Have you tried newer MoE models with llama.cpp's recent '--n-cpu-moe' option to offload MoE layers to the CPU? I can run gpt-oss-120b (5.1B active) on my 4080 and get a usable ~20 tk/s. Had to upgrade my system RAM, but that's easier. https://github.com/ggml-org/llama.cpp/discussions/15396 has a bit on getting that running

imiric 3 days ago | parent [-]

I use Ollama which offloads to the CPU automatically IIRC. IME the performance drops dramatically when that happens, and it hogs the CPU making the system unresponsive for other tasks, so I try to avoid it.
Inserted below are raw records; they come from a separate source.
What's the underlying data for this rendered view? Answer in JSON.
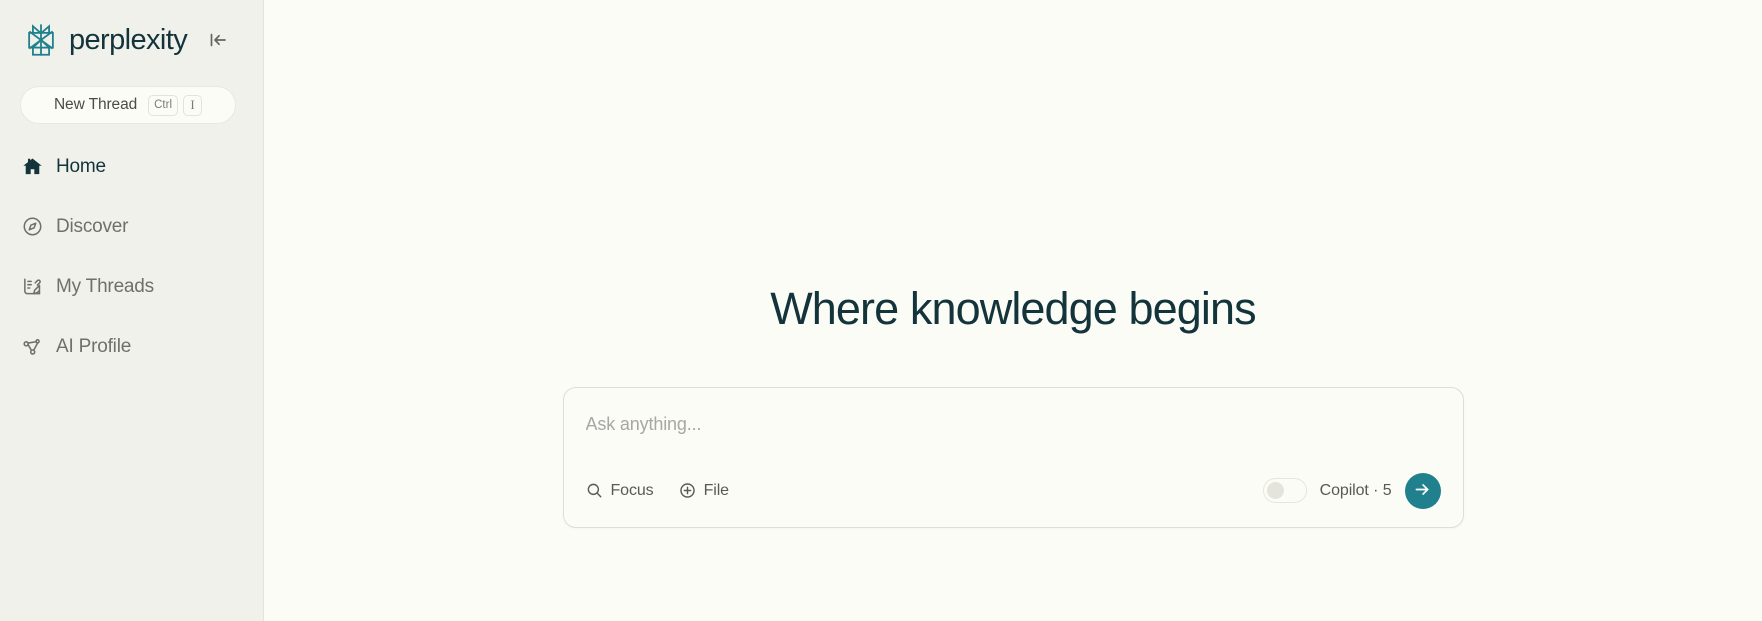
{
  "brand": {
    "name": "perplexity",
    "logo_icon": "perplexity-logo-icon",
    "accent_color": "#20808D",
    "text_color": "#13343B"
  },
  "sidebar": {
    "collapse_icon": "collapse-sidebar-icon",
    "new_thread": {
      "label": "New Thread",
      "shortcut_modifier": "Ctrl",
      "shortcut_key": "I"
    },
    "items": [
      {
        "label": "Home",
        "icon": "home-icon",
        "active": true
      },
      {
        "label": "Discover",
        "icon": "compass-icon",
        "active": false
      },
      {
        "label": "My Threads",
        "icon": "threads-icon",
        "active": false
      },
      {
        "label": "AI Profile",
        "icon": "ai-profile-icon",
        "active": false
      }
    ]
  },
  "main": {
    "title": "Where knowledge begins",
    "ask": {
      "placeholder": "Ask anything...",
      "value": "",
      "tools": [
        {
          "label": "Focus",
          "icon": "search-icon"
        },
        {
          "label": "File",
          "icon": "plus-circle-icon"
        }
      ],
      "copilot": {
        "label": "Copilot · 5",
        "enabled": false
      },
      "submit_icon": "arrow-right-icon"
    }
  }
}
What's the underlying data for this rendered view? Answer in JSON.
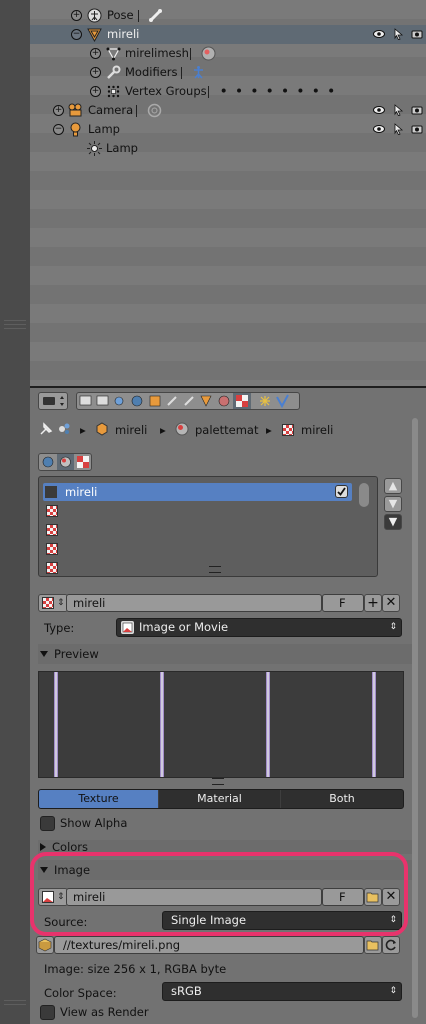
{
  "outliner": {
    "rows": [
      {
        "label": "Pose"
      },
      {
        "label": "mireli"
      },
      {
        "label": "mirelimesh"
      },
      {
        "label": "Modifiers"
      },
      {
        "label": "Vertex Groups"
      },
      {
        "label": "Camera"
      },
      {
        "label": "Lamp"
      },
      {
        "label": "Lamp"
      }
    ],
    "vertex_dots": "••••••••"
  },
  "breadcrumb": {
    "object": "mireli",
    "material": "palettemat",
    "texture": "mireli"
  },
  "slots": {
    "items": [
      "mireli",
      "",
      "",
      "",
      "",
      ""
    ]
  },
  "datablock": {
    "name": "mireli",
    "fake_user": "F"
  },
  "type_row": {
    "label": "Type:",
    "value": "Image or Movie"
  },
  "preview": {
    "title": "Preview",
    "tabs": [
      "Texture",
      "Material",
      "Both"
    ],
    "active_tab": "Texture",
    "show_alpha": "Show Alpha"
  },
  "colors": {
    "title": "Colors"
  },
  "image": {
    "title": "Image",
    "name": "mireli",
    "fake_user": "F",
    "source_label": "Source:",
    "source_value": "Single Image",
    "filepath": "//textures/mireli.png",
    "info": "Image: size 256 x 1, RGBA byte",
    "colorspace_label": "Color Space:",
    "colorspace_value": "sRGB",
    "view_as_render": "View as Render"
  },
  "colors_hex": {
    "accent": "#5680c2",
    "highlight": "#e8336c",
    "selected_row": "#5f6a74"
  }
}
ThatPlayer 3 days ago | parent [-]

I don't believe that's the same thing. That should be the generic offloading that ollama will do to any too big model, while this feature requires MoE models. https://github.com/ollama/ollama/issues/11772 is the feature request for similar on ollama.

One comment in that thread mentions getting almost 30tk/s from gpt-oss-120b on a 3090 with llama.cpp compared to 8tk/s with ollama.

This feature is limited to MoE models, but those seem to be gaining traction with gpt-oss, glm-4.5, and qwen3

imiric 3 days ago | parent [-]

Ah, I was not aware of that, thanks. I'll give it a try.